Re: Screaming thread.
 
How you treated me the other night might be unforgiveable..

DeletedAccount69 February 16th 2019 05:39 PM

Re: Screaming thread.
 
This anxiety is the worst

Resilient February 18th 2019 12:30 AM

Re: Screaming thread.
 
I DO NOT DRINK EXCESSIVELY!!! SO WHY IN THE HELL DO I HAVE A BAD LIVER? I eat healthy and have been doing some minor exercising, so WTF?

Fanatic February 18th 2019 10:51 AM

Re: Screaming thread.
 
Can’t express enough how people can be so fucking disappointing and incompetent. Main reason I can’t trust humans. If I have to bottle up all of these fucking feelings again, I think I might explode and die. I do not want to fucking live another day if I have to be silent once more to fucking satisfy people and put on a mask to be “happy”. It’s so suffocating. I don’t even know if I’m even saveable anymore. I feel so fucking hopeless nothing feels worth it anymore.

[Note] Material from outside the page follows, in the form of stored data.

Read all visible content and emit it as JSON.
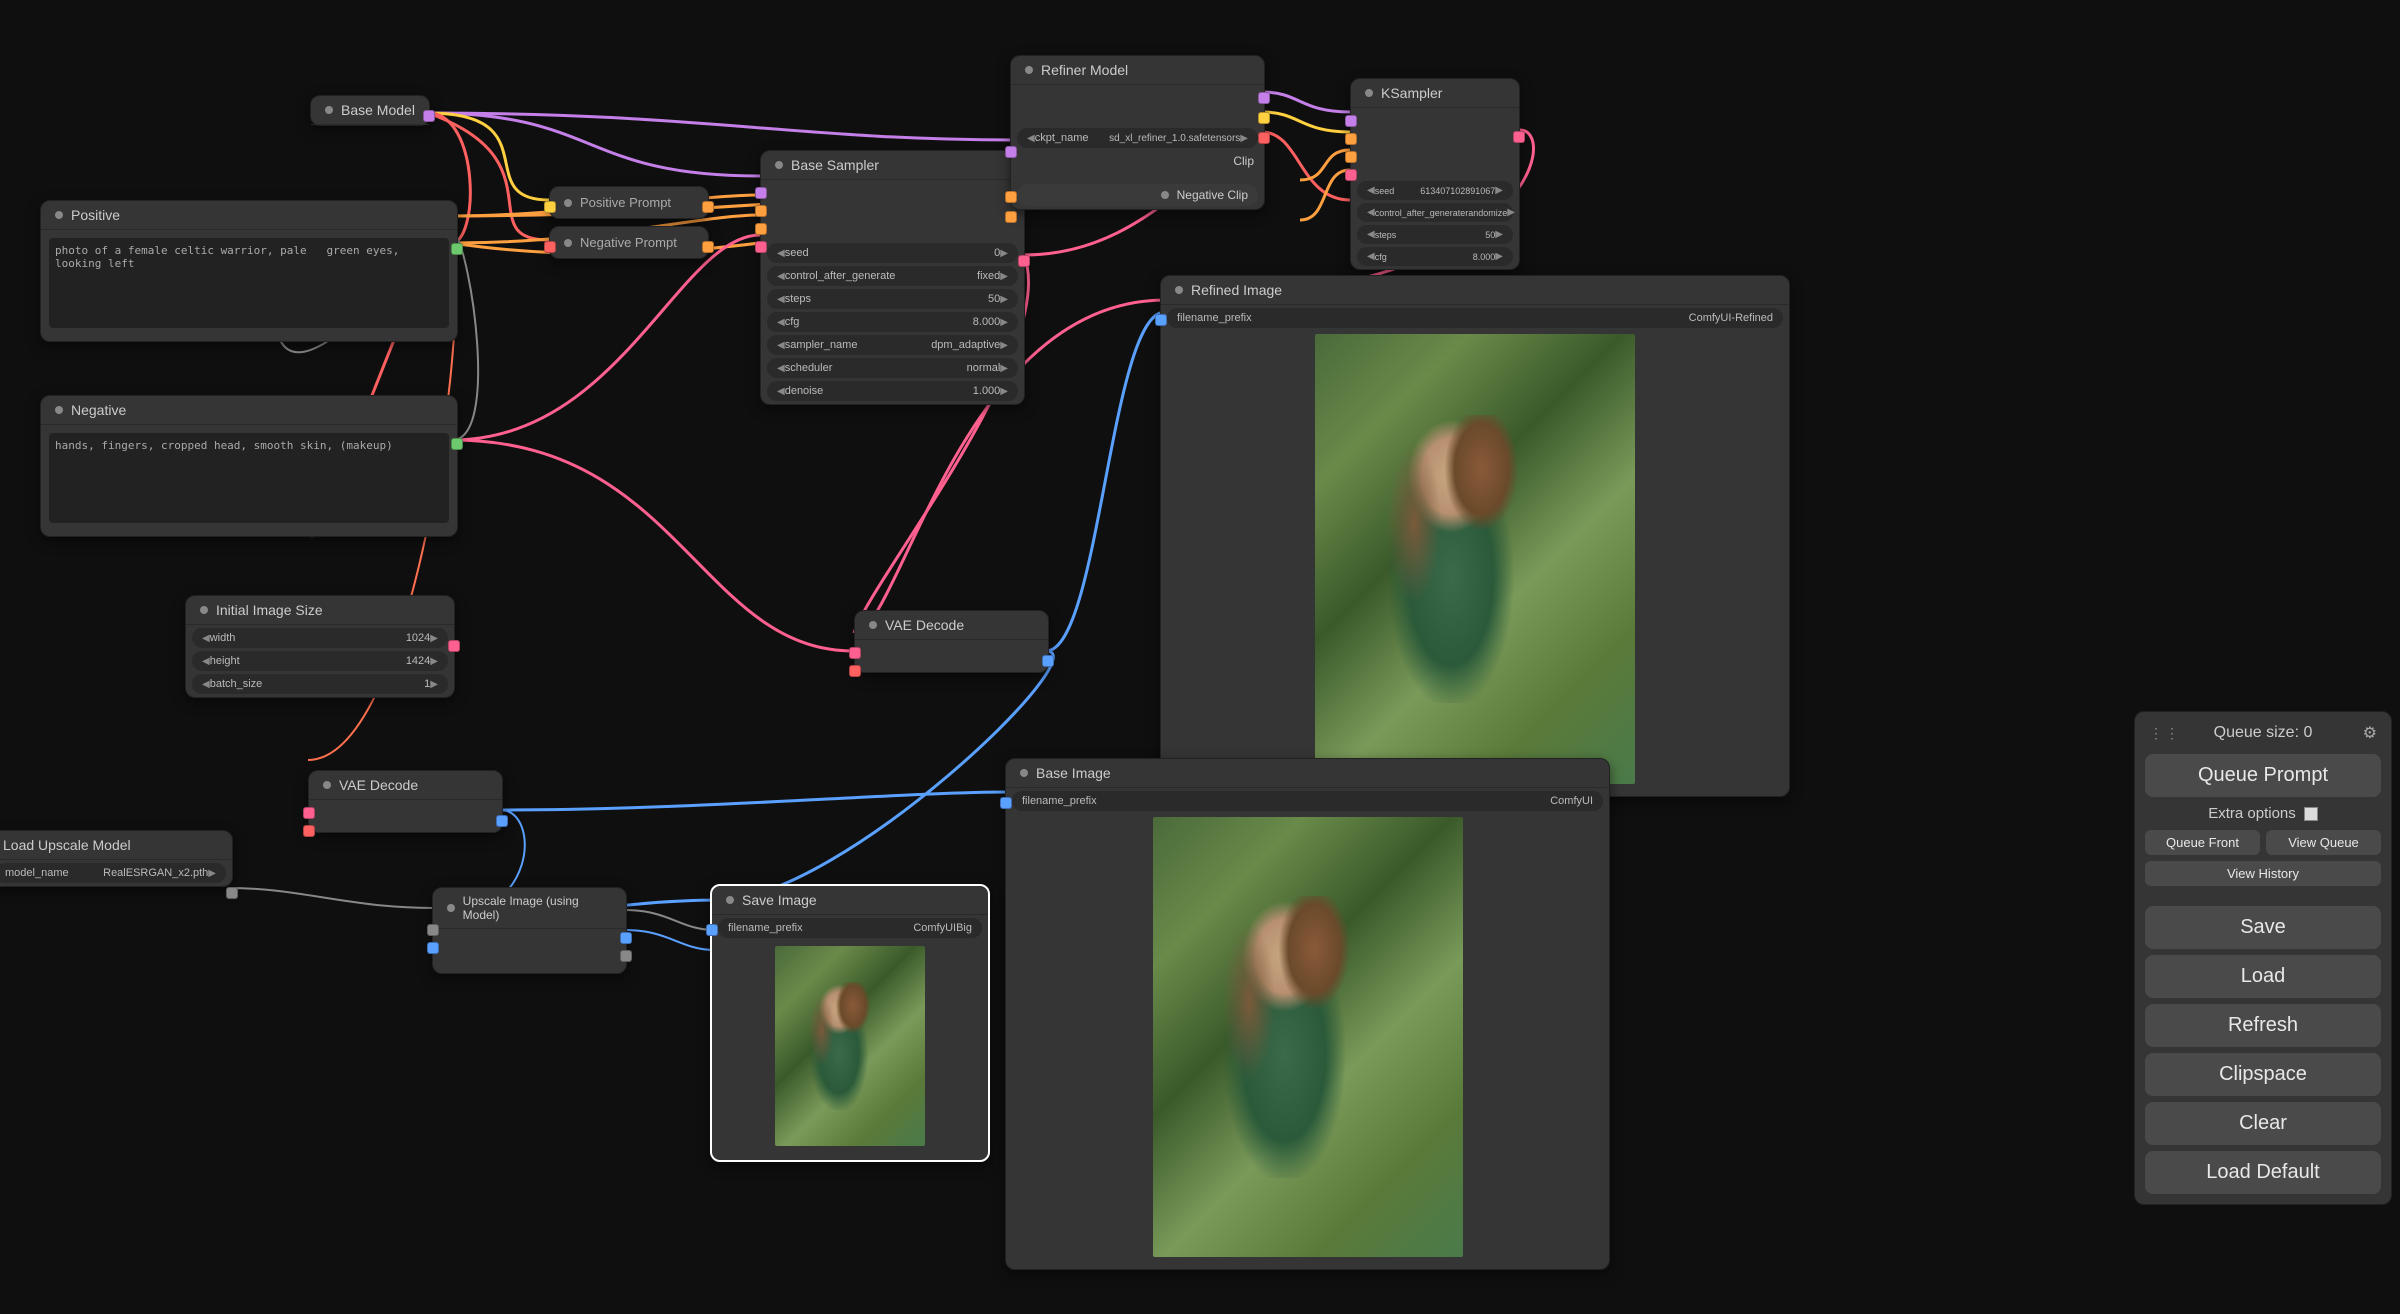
{
  "panel": {
    "queueSize": "Queue size: 0",
    "queuePrompt": "Queue Prompt",
    "extraOptions": "Extra options",
    "queueFront": "Queue Front",
    "viewQueue": "View Queue",
    "viewHistory": "View History",
    "save": "Save",
    "load": "Load",
    "refresh": "Refresh",
    "clipspace": "Clipspace",
    "clear": "Clear",
    "loadDefault": "Load Default"
  },
  "nodes": {
    "baseModel": {
      "title": "Base Model"
    },
    "positive": {
      "title": "Positive",
      "text": "photo of a female celtic warrior, pale   green eyes, looking left"
    },
    "negative": {
      "title": "Negative",
      "text": "hands, fingers, cropped head, smooth skin, (makeup)"
    },
    "positivePrompt": {
      "title": "Positive Prompt"
    },
    "negativePrompt": {
      "title": "Negative Prompt"
    },
    "initialSize": {
      "title": "Initial Image Size",
      "width": {
        "label": "width",
        "value": "1024"
      },
      "height": {
        "label": "height",
        "value": "1424"
      },
      "batch": {
        "label": "batch_size",
        "value": "1"
      }
    },
    "baseSampler": {
      "title": "Base Sampler",
      "seed": {
        "label": "seed",
        "value": "0"
      },
      "cag": {
        "label": "control_after_generate",
        "value": "fixed"
      },
      "steps": {
        "label": "steps",
        "value": "50"
      },
      "cfg": {
        "label": "cfg",
        "value": "8.000"
      },
      "sampler": {
        "label": "sampler_name",
        "value": "dpm_adaptive"
      },
      "scheduler": {
        "label": "scheduler",
        "value": "normal"
      },
      "denoise": {
        "label": "denoise",
        "value": "1.000"
      }
    },
    "refinerModel": {
      "title": "Refiner Model",
      "ckpt": {
        "label": "ckpt_name",
        "value": "sd_xl_refiner_1.0.safetensors"
      },
      "clip": "Clip",
      "negclip": "Negative Clip"
    },
    "ksampler": {
      "title": "KSampler",
      "seed": {
        "label": "seed",
        "value": "613407102891067"
      },
      "cag": {
        "label": "control_after_generate",
        "value": "randomize"
      },
      "steps": {
        "label": "steps",
        "value": "50"
      },
      "cfg": {
        "label": "cfg",
        "value": "8.000"
      }
    },
    "vaeDecode1": {
      "title": "VAE Decode"
    },
    "vaeDecode2": {
      "title": "VAE Decode"
    },
    "refinedImage": {
      "title": "Refined Image",
      "prefix": {
        "label": "filename_prefix",
        "value": "ComfyUI-Refined"
      }
    },
    "baseImage": {
      "title": "Base Image",
      "prefix": {
        "label": "filename_prefix",
        "value": "ComfyUI"
      }
    },
    "loadUpscale": {
      "title": "Load Upscale Model",
      "model": {
        "label": "model_name",
        "value": "RealESRGAN_x2.pth"
      }
    },
    "upscaleImage": {
      "title": "Upscale Image (using Model)"
    },
    "saveImage": {
      "title": "Save Image",
      "prefix": {
        "label": "filename_prefix",
        "value": "ComfyUIBig"
      }
    }
  }
}
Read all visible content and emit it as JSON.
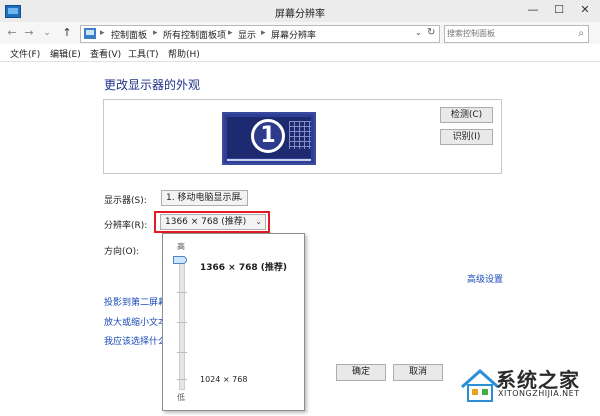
{
  "window": {
    "title": "屏幕分辨率",
    "minimize_label": "—",
    "maximize_label": "☐",
    "close_label": "✕"
  },
  "address_bar": {
    "back_icon": "←",
    "forward_icon": "→",
    "history_icon": "⌄",
    "up_icon": "↑",
    "breadcrumbs": [
      "控制面板",
      "所有控制面板项",
      "显示",
      "屏幕分辨率"
    ],
    "separator": "▸",
    "dropdown_icon": "⌄",
    "refresh_icon": "↻",
    "search_placeholder": "搜索控制面板",
    "search_icon": "⌕"
  },
  "menu": {
    "items": [
      "文件(F)",
      "编辑(E)",
      "查看(V)",
      "工具(T)",
      "帮助(H)"
    ]
  },
  "main": {
    "heading": "更改显示器的外观",
    "monitor_number": "1",
    "detect_button": "检测(C)",
    "identify_button": "识别(I)",
    "display_label": "显示器(S):",
    "display_value": "1. 移动电脑显示屏",
    "resolution_label": "分辨率(R):",
    "resolution_value": "1366 × 768 (推荐)",
    "orientation_label": "方向(O):",
    "advanced_link": "高级设置",
    "links": [
      "投影到第二屏幕",
      "放大或缩小文本",
      "我应该选择什么"
    ],
    "ok_button": "确定",
    "cancel_button": "取消"
  },
  "resolution_popup": {
    "high_label": "高",
    "low_label": "低",
    "top_resolution": "1366 × 768 (推荐)",
    "bottom_resolution": "1024 × 768",
    "slider_level_fraction": 1.0
  },
  "watermark": {
    "text": "系统之家",
    "url": "XITONGZHIJIA.NET"
  },
  "colors": {
    "heading": "#1e3287",
    "link": "#1a4bb8",
    "highlight_border": "#e01b24",
    "monitor": "#2f3f96"
  }
}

Everglow. February 19th 2019 10:34 PM

Re: Screaming thread.
 
I don't want to go to work tomorrow. It's her in all this week and the only person I really like working with at the moment is off for my next two shifts.

DeletedAccount69 February 20th 2019 02:46 PM

Re: Screaming thread.
 
Just have to get through this.

I'm going go take a day off in April and I think that will be nice. I'll get a three day weekend.

Tigereyes February 21st 2019 02:24 PM

Re: Screaming thread.
 
Can't even get a shitty minimum wage job. How the fuck am I supposed to believe that it'll end up okay? What support do I have? I've lost all motivation to try to figure out a career or even apply to ANY jobs because it seems like a hopeless waste of time. Why does everyone say it'll work out, when it actually DOESN'T work out for so many people? What kind of entitled bullshit is that? IT's not fucking fair. I don't have energy to get ready in the morning for the rest of the day, so I certainly don't have energy to face the rest of the day. I'm living off of caffeine pills again, just to get by, but I still can't do enough. My parents just remind me how far behind I am. Tell me that soon everyone else who's graduating in spring will be applying for these jobs too. I don't know where to start. I feel so hopelessly lost. All I can think is that I have no money saved if I don't have a good paying job by July--so I won't be able to pay for rent, food, or student loans. I will probably relapse on opiates or attempt suicide (or both) if I have to move back in with my parents, but apparently that's my problem, and no one else gives a fuck. So why should I? If that's how it's going to end, why keep suffering now? Why not kill myself now? Or at least, can't I just take something to numb these feelings? Then at least I could be productive enough to stand a chance...

DeletedAccount40 February 21st 2019 05:54 PM

Re: Screaming thread.
 
Why do you torture me so?!

Tigereyes February 22nd 2019 01:31 PM

Re: Screaming thread.
 
I really need to go for another long car ride and scream as loud as I can..

I don't want to go back, but I know I should, but I also know I probably won't stay sober if I do. I barely got by last time and only did because I was so busy. If I spend my money, you'll eventually put it together. I can't let that happen. I don't have extra money. Maybe I should've just gone with my usual plan. I need something, or I will do so much worse. I'm at the edge. So what if it ends up being harm reduction?